In 2016, the IRCTC database leaked, and the information of around 1 crore people was feared stolen. IRCTC officials feared that personal details including phone numbers, date of birth and other such details of its customers have been sold in a CD for Rs 15,000 for whosoever was interested.
Although this data does not appear to be easily available anymore, Soham Gupta, the founder of a stealth-stage analytics startup in Bengaluru, said that in 2016, it was possible to find the data through a single Google search.
“There were a couple of forum posts where people were offering the whole data dump for Rs. 10,000,” Gupta said. “We didn’t buy the data because we weren’t sure whether we would use it, but we did see some samples of the data and it looked pretty genuine. Names, phone numbers, date of birth, those kinds of details were all listed.”
IRCTC isn’t the only company gathering such information. Travel sites such as MakeMyTrip, Ixigo, or even Paytm, which offer rail bookings gather similar data on their customers. There are also services around rail trips.
Railyatri, for instance, offers food delivery on trains, cab and hotel bookings once you reach your destination, real-time journey data, and estimates on the chances a wait-listed ticket will be confirmed.
“If you enter your PNR number, we look at what the wait-list is, and then look at historical data of the last 100 journeys of the train, trains on that day, other trains on the same route, and we can predict with a great degree of accuracy about whether your ticket will get confirmed,” a spokesperson told INB India.
Another Railyatri service tells you how much time you have to book your tickets. “If you go to the site and see, 300 tickets are available, you might think that ‘I can book tomorrow’, but we can look at the historical data and tell you, this train will probably sell out in six hours, that train will probably have tickets available after two days, and so on.”
It’s also able to predict when a train will be arriving, and it does so with more accuracy than the competition. Railyatri has around 13 million registered users who use the app to check their PNR, to track their train, and order snacks from an upcoming station while a train journey is under way.

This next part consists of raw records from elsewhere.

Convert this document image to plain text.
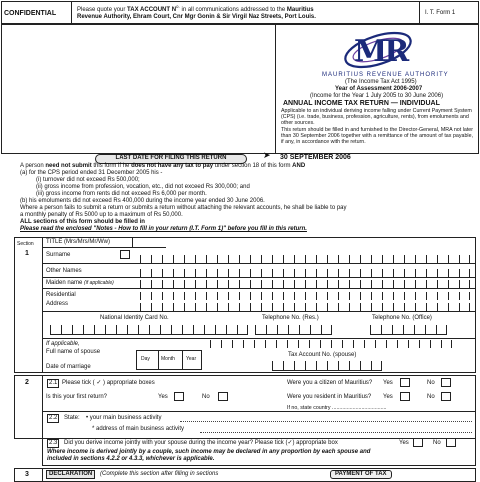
CONFIDENTIAL	Please quote your TAX ACCOUNT $N^{o.}$ in all communications addressed to the Mauritius
Revenue Authority, Ehram Court, Cnr Mgr Gonin & Sir Virgil Naz Streets, Port Louis.
I. T. Form 1
MR
MAURITIUS REVENUE AUTHORITY
(The Income Tax Act 1995)
Year of Assessment 2006-2007
(Income for the Year 1 July 2005 to 30 June 2006)
ANNUAL INCOME TAX RETURN — INDIVIDUAL
Applicable to an individual deriving income falling under Current Payment System (CPS) (i.e. trade, business, profession, agriculture, rents), from emoluments and other sources.
This return should be filled in and furnished to the Director-General, MRA not later than 30 September 2006 together with a remittance of the amount of tax payable, if any, in accordance with the return.
LAST DATE FOR FILING THIS RETURN	➤ 30 SEPTEMBER 2006
A person need not submit this form if he does not have any tax to pay under section 18 of this form AND
(a) for the CPS period ended 31 December 2005 his -
(i) turnover did not exceed Rs 500,000;
(ii) gross income from profession, vocation, etc., did not exceed Rs 300,000; and
(iii) gross income from rents did not exceed Rs 6,000 per month.
(b) his emoluments did not exceed Rs 400,000 during the income year ended 30 June 2006.
Where a person fails to submit a return or submits a return without attaching the relevant accounts, he shall be liable to pay
a monthly penalty of Rs 5000 up to a maximum of Rs 50,000.
ALL sections of this form should be filled in
Please read the enclosed "Notes - How to fill in your return (I.T. Form 1)" before you fill in this return.
Section
1
TITLE (Mrs/Mrs/Mr/Ww)
Surname
Other Names
Maiden name (if applicable)
Residential
Address
National Identity Card No.	Telephone No. (Res.)	Telephone No. (Office)
If applicable,
Full name of spouse
Date of marriage
Day Month Year
Tax Account No. (spouse)
2	2.1 Please tick ( ✓ ) appropriate boxes	Were you a citizen of Mauritius? Yes	No
Is this your first return?	Yes	No	Were you resident in Mauritius? Yes	No
If no, state country .....................................
2.2	State: • your main business activity
* address of main business activity
2.3	Did you derive income jointly with your spouse during the income year? Please tick (✓) appropriate box	Yes	No
Where income is derived jointly by a couple, such income may be declared in any proportion by each spouse and
included in sections 4.2.2 or 4.3.3, whichever is applicable.
3	DECLARATION	(Complete this section after filling in sections	PAYMENT OF TAX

“The amount of logistics work that goes into making a food delivery within a one-minute window requires incredibly reliable data,” the spokesperson said, explaining that the app used user location data to track train schedules.
“We only use the data while you’re using the app so there’s no privacy concern – once you’re off the train we’re not tracking our data,” the spokesperson said. “But most people only use the Railways data of when a train reaches a station, and use that to estimate when it will reach the next station. Because we are using the location data, we’re able to get a much more accurate picture.”
Railyatri also publishes its insights in a report where it has traced delays to the train and station level, and measures changes to see which routes and trains are improving and which are getting worse.
“This kind of data can be used to improve the railways experience for customers,” the spokesperson explained. It doesn’t officially submit this information to the government but makes it publicly available, the company said.
INB India reached out to the Railways PROs to find out more about third party data and what information is being tracked. We’ll update the story once they respond.